Miércoles, 21 de febrero de 2007 | Hoy
DEPORTES › OPINION
Por Pablo Vignone
Los profetas del resultadismo, a quienes a esta altura no hace falta desenmascarar, se preguntan con insidia si al entrenador de Boca, Miguel Russo, no le estará sucediendo lo mismo que a su antecesor en el cargo, Ricardo La Volpe. Es decir, que los jugadores le manejen el vestuario y le impidan desarrollar su tarea a voluntad. Todo porque Boca, que había logrado la victoria en la primera fecha del Clausura, sólo empató (aunque bien pudo haber perdido, dado el desarrollo del encuentro) en la segunda.
La insidiosa sugerencia está vinculada con la arquitectura de relacionismo público y privado que presuntamente La Volpe en su momento (¿y Russo ahora?) debió trazar para convivir con los pesos pesado de un plantel aburguesado en el éxito, con el que compartió recurrentemente la responsabilidad de decidir las identidades de los once titulares, ejercicio que parecería estar en los cálculos de Russo, en función de los “incidentes” que el entrenador estaría protagonizando con los históricos del plantel, como Barros Schelotto (al que le prometió papel de enganche para luego sacrificarlo por un juvenil como Banega), Ibarra (molesto porque lo cambió en el entretiempo del partido con Central) o Palermo (que está dejándole a menudo su lugar a Marioni en los complementos).
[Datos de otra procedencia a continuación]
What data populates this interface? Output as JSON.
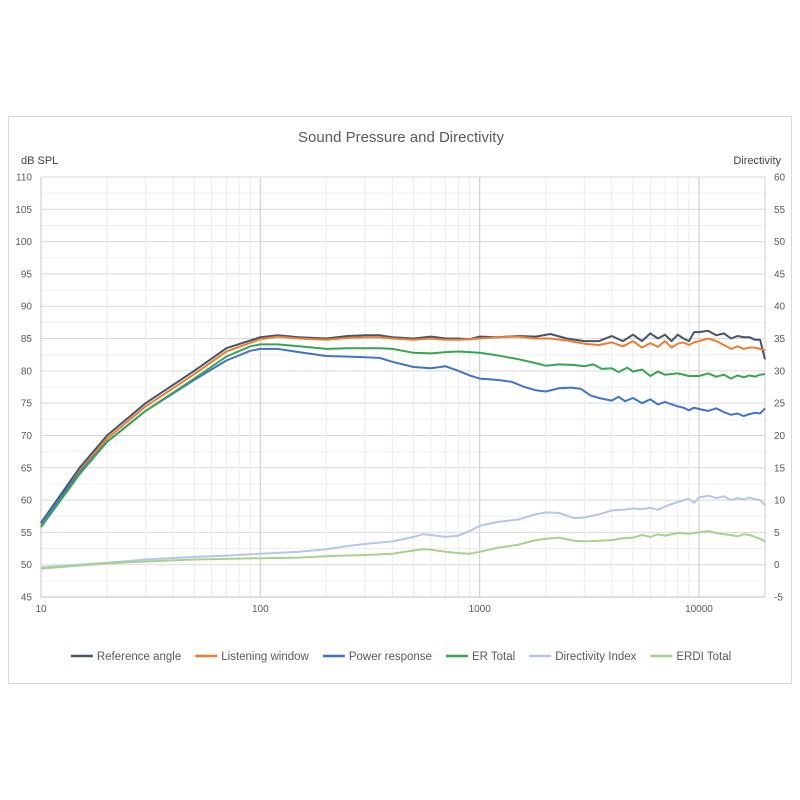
{
  "chart_data": {
    "type": "line",
    "title": "Sound Pressure and Directivity",
    "ylabel": "dB SPL",
    "y2label": "Directivity",
    "xscale": "log",
    "xlim": [
      10,
      20000
    ],
    "ylim": [
      45,
      110
    ],
    "y2lim": [
      -5,
      60
    ],
    "xticks": [
      10,
      100,
      1000,
      10000
    ],
    "xtick_labels": [
      "10",
      "100",
      "1000",
      "10000"
    ],
    "yticks": [
      45,
      50,
      55,
      60,
      65,
      70,
      75,
      80,
      85,
      90,
      95,
      100,
      105,
      110
    ],
    "ytick_labels": [
      "45",
      "50",
      "55",
      "60",
      "65",
      "70",
      "75",
      "80",
      "85",
      "90",
      "95",
      "100",
      "105",
      "110"
    ],
    "y2ticks": [
      -5,
      0,
      5,
      10,
      15,
      20,
      25,
      30,
      35,
      40,
      45,
      50,
      55,
      60
    ],
    "y2tick_labels": [
      "-5",
      "0",
      "5",
      "10",
      "15",
      "20",
      "25",
      "30",
      "35",
      "40",
      "45",
      "50",
      "55",
      "60"
    ],
    "grid": true,
    "legend_position": "bottom",
    "series": [
      {
        "name": "Reference angle",
        "color": "#44546a",
        "axis": "left",
        "points": [
          [
            10,
            56.5
          ],
          [
            15,
            65
          ],
          [
            20,
            70
          ],
          [
            30,
            75
          ],
          [
            50,
            80
          ],
          [
            70,
            83.5
          ],
          [
            100,
            85.2
          ],
          [
            120,
            85.5
          ],
          [
            150,
            85.2
          ],
          [
            200,
            85.0
          ],
          [
            250,
            85.4
          ],
          [
            300,
            85.5
          ],
          [
            350,
            85.5
          ],
          [
            400,
            85.2
          ],
          [
            500,
            85.0
          ],
          [
            600,
            85.3
          ],
          [
            700,
            85.0
          ],
          [
            800,
            85.0
          ],
          [
            900,
            84.9
          ],
          [
            1000,
            85.3
          ],
          [
            1200,
            85.2
          ],
          [
            1500,
            85.4
          ],
          [
            1800,
            85.3
          ],
          [
            2100,
            85.7
          ],
          [
            2500,
            85.0
          ],
          [
            3000,
            84.6
          ],
          [
            3500,
            84.6
          ],
          [
            4000,
            85.4
          ],
          [
            4500,
            84.6
          ],
          [
            5000,
            85.6
          ],
          [
            5500,
            84.6
          ],
          [
            6000,
            85.8
          ],
          [
            6500,
            85.0
          ],
          [
            7000,
            85.6
          ],
          [
            7500,
            84.6
          ],
          [
            8000,
            85.6
          ],
          [
            8500,
            85.0
          ],
          [
            9000,
            84.6
          ],
          [
            9500,
            86.0
          ],
          [
            10000,
            86.0
          ],
          [
            11000,
            86.2
          ],
          [
            12000,
            85.5
          ],
          [
            13000,
            85.8
          ],
          [
            14000,
            85.0
          ],
          [
            15000,
            85.4
          ],
          [
            16000,
            85.2
          ],
          [
            17000,
            85.2
          ],
          [
            18000,
            84.8
          ],
          [
            19000,
            84.8
          ],
          [
            20000,
            81.8
          ]
        ]
      },
      {
        "name": "Listening window",
        "color": "#ed7d31",
        "axis": "left",
        "points": [
          [
            10,
            56
          ],
          [
            15,
            64.5
          ],
          [
            20,
            69.5
          ],
          [
            30,
            74.5
          ],
          [
            50,
            79.5
          ],
          [
            70,
            83
          ],
          [
            100,
            84.9
          ],
          [
            120,
            85.3
          ],
          [
            150,
            85.0
          ],
          [
            200,
            84.8
          ],
          [
            250,
            85.1
          ],
          [
            300,
            85.2
          ],
          [
            350,
            85.2
          ],
          [
            400,
            85.0
          ],
          [
            500,
            84.8
          ],
          [
            600,
            85.0
          ],
          [
            700,
            84.8
          ],
          [
            800,
            84.8
          ],
          [
            900,
            84.9
          ],
          [
            1000,
            85.0
          ],
          [
            1200,
            85.2
          ],
          [
            1500,
            85.3
          ],
          [
            1800,
            85.0
          ],
          [
            2100,
            85.0
          ],
          [
            2500,
            84.7
          ],
          [
            3000,
            84.2
          ],
          [
            3500,
            84.0
          ],
          [
            4000,
            84.4
          ],
          [
            4500,
            83.8
          ],
          [
            5000,
            84.6
          ],
          [
            5500,
            83.6
          ],
          [
            6000,
            84.3
          ],
          [
            6500,
            83.7
          ],
          [
            7000,
            84.6
          ],
          [
            7500,
            83.6
          ],
          [
            8000,
            84.2
          ],
          [
            8500,
            84.4
          ],
          [
            9000,
            84.0
          ],
          [
            9500,
            84.4
          ],
          [
            10000,
            84.6
          ],
          [
            11000,
            85.0
          ],
          [
            12000,
            84.6
          ],
          [
            13000,
            84.0
          ],
          [
            14000,
            83.4
          ],
          [
            15000,
            83.8
          ],
          [
            16000,
            83.4
          ],
          [
            17000,
            83.6
          ],
          [
            18000,
            83.6
          ],
          [
            19000,
            83.4
          ],
          [
            20000,
            83.2
          ]
        ]
      },
      {
        "name": "Power response",
        "color": "#4472c4",
        "axis": "left",
        "points": [
          [
            10,
            56.4
          ],
          [
            15,
            64.3
          ],
          [
            20,
            69
          ],
          [
            30,
            73.8
          ],
          [
            50,
            78.6
          ],
          [
            70,
            81.6
          ],
          [
            90,
            83.1
          ],
          [
            100,
            83.4
          ],
          [
            120,
            83.4
          ],
          [
            150,
            82.9
          ],
          [
            200,
            82.3
          ],
          [
            250,
            82.2
          ],
          [
            300,
            82.1
          ],
          [
            350,
            82.0
          ],
          [
            400,
            81.4
          ],
          [
            500,
            80.6
          ],
          [
            600,
            80.4
          ],
          [
            700,
            80.7
          ],
          [
            800,
            80.0
          ],
          [
            900,
            79.3
          ],
          [
            1000,
            78.8
          ],
          [
            1200,
            78.6
          ],
          [
            1400,
            78.3
          ],
          [
            1600,
            77.5
          ],
          [
            1800,
            77.0
          ],
          [
            2000,
            76.8
          ],
          [
            2300,
            77.3
          ],
          [
            2600,
            77.4
          ],
          [
            2900,
            77.2
          ],
          [
            3200,
            76.2
          ],
          [
            3500,
            75.8
          ],
          [
            4000,
            75.4
          ],
          [
            4300,
            76.0
          ],
          [
            4600,
            75.3
          ],
          [
            5000,
            75.8
          ],
          [
            5500,
            75.0
          ],
          [
            6000,
            75.6
          ],
          [
            6500,
            74.8
          ],
          [
            7000,
            75.2
          ],
          [
            8000,
            74.5
          ],
          [
            8500,
            74.3
          ],
          [
            9000,
            73.9
          ],
          [
            9500,
            74.3
          ],
          [
            10000,
            74.1
          ],
          [
            11000,
            73.8
          ],
          [
            12000,
            74.2
          ],
          [
            13000,
            73.6
          ],
          [
            14000,
            73.2
          ],
          [
            15000,
            73.4
          ],
          [
            16000,
            73.0
          ],
          [
            17000,
            73.3
          ],
          [
            18000,
            73.5
          ],
          [
            19000,
            73.4
          ],
          [
            20000,
            74.2
          ]
        ]
      },
      {
        "name": "ER Total",
        "color": "#3aa455",
        "axis": "left",
        "points": [
          [
            10,
            55.8
          ],
          [
            15,
            64
          ],
          [
            20,
            69
          ],
          [
            30,
            73.8
          ],
          [
            50,
            78.8
          ],
          [
            70,
            82.2
          ],
          [
            90,
            83.8
          ],
          [
            100,
            84.1
          ],
          [
            120,
            84.1
          ],
          [
            150,
            83.8
          ],
          [
            200,
            83.4
          ],
          [
            250,
            83.5
          ],
          [
            300,
            83.5
          ],
          [
            350,
            83.5
          ],
          [
            400,
            83.4
          ],
          [
            500,
            82.8
          ],
          [
            600,
            82.7
          ],
          [
            700,
            82.9
          ],
          [
            800,
            83.0
          ],
          [
            900,
            82.9
          ],
          [
            1000,
            82.8
          ],
          [
            1200,
            82.4
          ],
          [
            1500,
            81.8
          ],
          [
            1800,
            81.2
          ],
          [
            2000,
            80.8
          ],
          [
            2300,
            81.0
          ],
          [
            2700,
            80.9
          ],
          [
            3000,
            80.7
          ],
          [
            3300,
            81.0
          ],
          [
            3600,
            80.3
          ],
          [
            4000,
            80.4
          ],
          [
            4300,
            79.8
          ],
          [
            4700,
            80.5
          ],
          [
            5000,
            79.9
          ],
          [
            5500,
            80.2
          ],
          [
            6000,
            79.2
          ],
          [
            6500,
            79.9
          ],
          [
            7000,
            79.4
          ],
          [
            8000,
            79.6
          ],
          [
            9000,
            79.2
          ],
          [
            10000,
            79.2
          ],
          [
            11000,
            79.6
          ],
          [
            12000,
            79.1
          ],
          [
            13000,
            79.4
          ],
          [
            14000,
            78.8
          ],
          [
            15000,
            79.3
          ],
          [
            16000,
            79.0
          ],
          [
            17000,
            79.3
          ],
          [
            18000,
            79.1
          ],
          [
            19000,
            79.4
          ],
          [
            20000,
            79.5
          ]
        ]
      },
      {
        "name": "Directivity Index",
        "color": "#b4c7e7",
        "axis": "right",
        "points": [
          [
            10,
            -0.4
          ],
          [
            20,
            0.3
          ],
          [
            30,
            0.8
          ],
          [
            50,
            1.2
          ],
          [
            70,
            1.4
          ],
          [
            100,
            1.7
          ],
          [
            150,
            2.0
          ],
          [
            200,
            2.4
          ],
          [
            250,
            2.9
          ],
          [
            300,
            3.2
          ],
          [
            400,
            3.6
          ],
          [
            500,
            4.3
          ],
          [
            550,
            4.7
          ],
          [
            600,
            4.6
          ],
          [
            700,
            4.3
          ],
          [
            800,
            4.5
          ],
          [
            900,
            5.2
          ],
          [
            1000,
            6.0
          ],
          [
            1200,
            6.6
          ],
          [
            1500,
            7.0
          ],
          [
            1800,
            7.8
          ],
          [
            2000,
            8.1
          ],
          [
            2300,
            8.0
          ],
          [
            2700,
            7.2
          ],
          [
            3000,
            7.3
          ],
          [
            3500,
            7.8
          ],
          [
            4000,
            8.4
          ],
          [
            4500,
            8.5
          ],
          [
            5000,
            8.7
          ],
          [
            5500,
            8.6
          ],
          [
            6000,
            8.8
          ],
          [
            6500,
            8.5
          ],
          [
            7000,
            9.0
          ],
          [
            8000,
            9.7
          ],
          [
            9000,
            10.2
          ],
          [
            9500,
            9.6
          ],
          [
            10000,
            10.4
          ],
          [
            11000,
            10.7
          ],
          [
            12000,
            10.3
          ],
          [
            13000,
            10.6
          ],
          [
            14000,
            10.0
          ],
          [
            15000,
            10.3
          ],
          [
            16000,
            10.1
          ],
          [
            17000,
            10.4
          ],
          [
            18000,
            10.1
          ],
          [
            19000,
            10.0
          ],
          [
            20000,
            9.2
          ]
        ]
      },
      {
        "name": "ERDI Total",
        "color": "#a9d18e",
        "axis": "right",
        "points": [
          [
            10,
            -0.6
          ],
          [
            20,
            0.2
          ],
          [
            30,
            0.5
          ],
          [
            50,
            0.8
          ],
          [
            70,
            0.9
          ],
          [
            100,
            1.0
          ],
          [
            150,
            1.1
          ],
          [
            200,
            1.3
          ],
          [
            300,
            1.5
          ],
          [
            400,
            1.7
          ],
          [
            500,
            2.2
          ],
          [
            550,
            2.4
          ],
          [
            600,
            2.3
          ],
          [
            700,
            2.0
          ],
          [
            800,
            1.8
          ],
          [
            900,
            1.7
          ],
          [
            1000,
            2.0
          ],
          [
            1200,
            2.6
          ],
          [
            1500,
            3.1
          ],
          [
            1800,
            3.8
          ],
          [
            2000,
            4.0
          ],
          [
            2300,
            4.2
          ],
          [
            2700,
            3.7
          ],
          [
            3000,
            3.6
          ],
          [
            3500,
            3.7
          ],
          [
            4000,
            3.8
          ],
          [
            4500,
            4.1
          ],
          [
            5000,
            4.2
          ],
          [
            5500,
            4.6
          ],
          [
            6000,
            4.3
          ],
          [
            6500,
            4.7
          ],
          [
            7000,
            4.5
          ],
          [
            8000,
            4.9
          ],
          [
            9000,
            4.8
          ],
          [
            10000,
            5.0
          ],
          [
            11000,
            5.2
          ],
          [
            12000,
            4.9
          ],
          [
            13000,
            4.7
          ],
          [
            14000,
            4.6
          ],
          [
            15000,
            4.4
          ],
          [
            16000,
            4.7
          ],
          [
            17000,
            4.6
          ],
          [
            18000,
            4.3
          ],
          [
            19000,
            4.0
          ],
          [
            20000,
            3.6
          ]
        ]
      }
    ]
  }
}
Estos profetas se dan, incluso, el lujo de aconsejarle a Russo que, en función de la experiencia La Volpe, lo mejor que puede hacer en su caso es no transar. Por ejemplo: si considera que Riquelme no está en condiciones físicas, psicológicas o futbolísticas para jugar, que no lo incluya entre los titulares. Esto dicho, claro, al día siguiente del empate con Central. Russo, como aquellos profetas, es un empleado. Entrenador de probada capacidad –por algo está donde está–, se lo supone con amplísimo margen de decisión en infinidad de cuestiones. Pero, al fin, como cualquier entrenador, es un empleado del club. Un profesional bajo contrato, en todo caso, con la sintonía fina en la interna del club, pero con la suficiente capacidad intelectual, también, como para entender que si Boca realizó un formidable esfuerzo económico para repatriar a un futbolista como Riquelme, dejar al jugador en el banco de suplentes va a sonar más a capricho que a una decisión futbolística racional, especialmente si la toma después de sólo 90 minutos. “Lo dejé en la cancha porque entendí que le falta fútbol”, explicó claramente el entrenador. ¿Y cómo darle la chance de recuperar fútbol fuera del campo?
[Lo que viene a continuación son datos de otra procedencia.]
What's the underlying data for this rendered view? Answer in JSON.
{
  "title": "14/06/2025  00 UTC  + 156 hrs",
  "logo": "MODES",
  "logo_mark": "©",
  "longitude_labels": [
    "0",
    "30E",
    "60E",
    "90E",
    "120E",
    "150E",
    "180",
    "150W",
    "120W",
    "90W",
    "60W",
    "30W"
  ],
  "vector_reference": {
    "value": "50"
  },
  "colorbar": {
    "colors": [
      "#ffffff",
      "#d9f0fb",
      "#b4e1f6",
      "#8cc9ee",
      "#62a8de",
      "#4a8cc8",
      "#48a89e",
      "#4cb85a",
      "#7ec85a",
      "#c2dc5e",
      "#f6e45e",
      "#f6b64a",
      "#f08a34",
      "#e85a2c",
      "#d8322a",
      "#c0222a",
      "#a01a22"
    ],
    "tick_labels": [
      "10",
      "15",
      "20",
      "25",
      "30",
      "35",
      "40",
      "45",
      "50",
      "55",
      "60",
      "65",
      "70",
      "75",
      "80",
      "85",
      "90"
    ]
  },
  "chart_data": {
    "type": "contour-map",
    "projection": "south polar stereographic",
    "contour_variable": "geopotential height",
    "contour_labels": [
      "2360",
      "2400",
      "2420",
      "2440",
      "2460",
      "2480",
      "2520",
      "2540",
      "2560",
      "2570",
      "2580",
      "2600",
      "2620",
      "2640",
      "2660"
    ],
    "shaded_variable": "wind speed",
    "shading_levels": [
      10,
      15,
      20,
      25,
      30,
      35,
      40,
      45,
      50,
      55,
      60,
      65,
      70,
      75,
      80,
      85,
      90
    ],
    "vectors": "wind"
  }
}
Los profetas del resultadismo, también empleados en el fondo –o en el medio de su dial o a la izquierda de su pantalla, señora–, jamás osarían llevarle la contra a los deseos de su poderoso empleador. Pero, en cambio, le sugieren a Russo que, en su caso, lo piense. A ver si, de una vez por todas, el hincha sensible termina por entender lo que ellos creen saber que es Riquelme: nada menos que el abanderado del fracaso en el fútbol.